Le récent et curieux jugement de la Cour suprême du Canada en ce qui concerne le port du kirpa à l'école ainsi que l'étonnante et gélatineuse décision de la Commission des droits de la personne validant la revendication de certains musulmans pour ce qui affecte la pratique religieuse à l'intérieur d'un espace public forcent le questionnement sur la consolidation au Québec, comme dans d'autres sociétés démocratiques, d'une vision communautariste de l'organisation de la société.
En vertu de cette conception de l'organisation des rapports sociaux, les communautés particulières auraient des droits spécifiques fondés sur leurs différences. Dans ce contexte, la nation serait formée par l'addition de ces identités singulières faisant valoir des besoins et des intérêts qui leur sont propres.

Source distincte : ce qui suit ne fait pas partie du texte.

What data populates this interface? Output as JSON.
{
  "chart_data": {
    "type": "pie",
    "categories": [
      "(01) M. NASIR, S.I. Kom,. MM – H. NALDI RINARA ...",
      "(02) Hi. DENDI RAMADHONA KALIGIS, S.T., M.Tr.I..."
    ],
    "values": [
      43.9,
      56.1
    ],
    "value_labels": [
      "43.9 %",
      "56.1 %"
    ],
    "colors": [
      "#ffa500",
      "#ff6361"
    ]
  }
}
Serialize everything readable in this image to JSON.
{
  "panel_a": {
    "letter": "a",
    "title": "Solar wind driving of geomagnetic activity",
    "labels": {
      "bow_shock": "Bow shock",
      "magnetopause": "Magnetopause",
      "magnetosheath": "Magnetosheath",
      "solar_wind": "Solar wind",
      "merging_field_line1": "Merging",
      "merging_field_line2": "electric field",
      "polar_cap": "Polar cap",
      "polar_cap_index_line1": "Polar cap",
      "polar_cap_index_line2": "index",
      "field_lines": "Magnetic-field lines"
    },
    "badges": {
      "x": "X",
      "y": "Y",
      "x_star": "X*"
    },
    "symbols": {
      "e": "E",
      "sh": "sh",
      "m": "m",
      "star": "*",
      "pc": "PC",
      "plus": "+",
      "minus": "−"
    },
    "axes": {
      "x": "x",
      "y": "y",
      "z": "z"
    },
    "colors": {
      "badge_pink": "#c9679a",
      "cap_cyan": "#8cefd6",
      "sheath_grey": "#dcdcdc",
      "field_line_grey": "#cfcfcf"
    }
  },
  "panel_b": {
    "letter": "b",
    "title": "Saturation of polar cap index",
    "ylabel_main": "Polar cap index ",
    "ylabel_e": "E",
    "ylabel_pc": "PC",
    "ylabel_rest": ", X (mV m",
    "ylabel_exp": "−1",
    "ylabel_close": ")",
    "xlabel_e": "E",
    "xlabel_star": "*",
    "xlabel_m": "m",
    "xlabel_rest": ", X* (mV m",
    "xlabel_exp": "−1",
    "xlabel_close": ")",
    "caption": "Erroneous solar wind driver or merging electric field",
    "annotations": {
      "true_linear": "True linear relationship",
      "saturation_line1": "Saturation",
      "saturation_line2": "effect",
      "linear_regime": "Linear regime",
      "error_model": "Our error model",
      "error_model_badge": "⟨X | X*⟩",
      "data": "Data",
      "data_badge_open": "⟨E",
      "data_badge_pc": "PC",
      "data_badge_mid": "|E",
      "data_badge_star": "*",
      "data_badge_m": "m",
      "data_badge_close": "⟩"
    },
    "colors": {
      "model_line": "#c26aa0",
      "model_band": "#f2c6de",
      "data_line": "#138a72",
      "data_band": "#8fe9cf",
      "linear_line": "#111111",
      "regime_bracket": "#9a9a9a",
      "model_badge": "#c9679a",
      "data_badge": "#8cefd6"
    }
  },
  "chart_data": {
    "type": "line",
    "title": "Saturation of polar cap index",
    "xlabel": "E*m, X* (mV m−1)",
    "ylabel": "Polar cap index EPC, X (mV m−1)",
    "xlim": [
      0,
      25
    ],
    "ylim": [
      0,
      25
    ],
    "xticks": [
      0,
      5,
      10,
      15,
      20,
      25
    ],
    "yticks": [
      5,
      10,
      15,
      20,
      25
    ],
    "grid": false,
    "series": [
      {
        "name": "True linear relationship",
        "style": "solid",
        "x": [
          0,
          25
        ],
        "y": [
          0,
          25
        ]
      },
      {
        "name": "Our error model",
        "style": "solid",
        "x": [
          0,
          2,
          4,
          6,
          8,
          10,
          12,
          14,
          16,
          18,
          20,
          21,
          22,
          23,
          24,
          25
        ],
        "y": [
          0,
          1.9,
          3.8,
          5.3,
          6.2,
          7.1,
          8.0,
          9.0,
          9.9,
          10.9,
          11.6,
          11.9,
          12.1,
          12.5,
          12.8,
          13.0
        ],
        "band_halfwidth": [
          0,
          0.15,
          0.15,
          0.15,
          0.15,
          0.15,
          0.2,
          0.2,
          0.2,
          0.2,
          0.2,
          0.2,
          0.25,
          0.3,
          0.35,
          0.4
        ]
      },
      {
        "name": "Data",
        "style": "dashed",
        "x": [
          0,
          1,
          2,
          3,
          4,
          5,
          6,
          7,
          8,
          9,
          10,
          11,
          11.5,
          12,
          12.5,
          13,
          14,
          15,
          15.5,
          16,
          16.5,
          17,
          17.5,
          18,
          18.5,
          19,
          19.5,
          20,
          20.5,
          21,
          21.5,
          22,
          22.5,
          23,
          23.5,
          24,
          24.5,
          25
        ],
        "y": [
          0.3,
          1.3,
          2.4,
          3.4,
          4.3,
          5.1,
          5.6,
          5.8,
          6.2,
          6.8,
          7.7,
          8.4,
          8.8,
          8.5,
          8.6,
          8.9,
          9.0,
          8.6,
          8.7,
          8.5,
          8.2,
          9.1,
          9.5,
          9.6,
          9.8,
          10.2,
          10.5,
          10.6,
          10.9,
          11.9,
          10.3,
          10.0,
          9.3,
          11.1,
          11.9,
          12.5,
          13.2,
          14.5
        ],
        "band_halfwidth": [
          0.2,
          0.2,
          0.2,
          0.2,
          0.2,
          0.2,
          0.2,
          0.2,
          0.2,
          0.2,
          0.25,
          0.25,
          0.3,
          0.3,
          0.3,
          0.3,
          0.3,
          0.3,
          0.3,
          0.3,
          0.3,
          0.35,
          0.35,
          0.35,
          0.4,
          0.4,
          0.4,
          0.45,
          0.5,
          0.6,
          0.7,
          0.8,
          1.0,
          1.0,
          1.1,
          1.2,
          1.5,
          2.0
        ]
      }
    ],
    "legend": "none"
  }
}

L'idéologie communautariste propose une conception des droits de la personne à géométrie variable, fondée sur une interprétation triviale de la règle de l'accommodement raisonnable. Ainsi, accompagnant un droit général, il y aurait un droit propre pour les homosexuels, les femmes, les aînés, les personnes handicapées, les malades ainsi que les membres de toutes les affiliations religieuses et de toutes les identités culturelles imaginables.
Ce communautarisme constitue à mon sens une perversion de l'idée d'une humanité égale, laquelle fonde la conception inclusive des droits et libertés. Il mine la responsabilité qu'ont toutes les personnes d'adhérer à ce que Fernand Dumont nommait des raisons communes de vivre ensemble au-delà de nos différences.
Il est aussi victimaire en ce qu'il tend à transformer en oppression spécifique tout refus de se plier à la revendication d'un groupe particulier au nom du bien commun. J'irais même jusqu'à suggérer qu'il pourrait être infantilisant dans la mesure où il suggère que la capacité de satisfaire un besoin particulier est la norme à laquelle doit se frotter l'intérêt général.
Un peuple vulnérable
Le peuple québécois me semble particulièrement vulnérable au chantage communautariste. Ayant nous-mêmes été collectivement victimes d'oppression, notamment sur les plans linguistique et religieux, ayant développé les formes d'aliénation propres aux sociétés colonisées, ayant été exploités et l'étant toujours par une élite sans autre ambition que son enrichissement personnel, nous sommes fragiles devant les accusations de racisme, d'intolérance ou de xénophobie.
Ayant souffert de ce que certains maîtres chanteurs communautaristes nous accusent, nous avons tendance à croire que la chose est peut-être possible et que, conséquemment, nous devons faire un effort particulier, au risque d'être déraisonnables, pour montrer combien nous sommes gentils et dignes d'appartenir à la communauté des nations civilisées.
Or nous sommes une société ouverte, accueillante, curieuse. Nous savons apprécier la différence et l'intégrons assez facilement, je dirais même avec bonheur, à notre culture. Les qualités que nous devons nous reconnaître ne doivent pas nous empêcher d'être prudents, vigilants et intransigeants quand il s'agit du respect de notre intégrité en tant que peuple.
Exiger des personnes que nous accueillons à bras ouverts qu'elles soient aussi responsables envers nous que nous le sommes envers elles n'est pas demander beaucoup. Cela s'appelle de la réciprocité. Peut-être que les revendicateurs de tous les droits particuliers devraient y réfléchir un peu plus.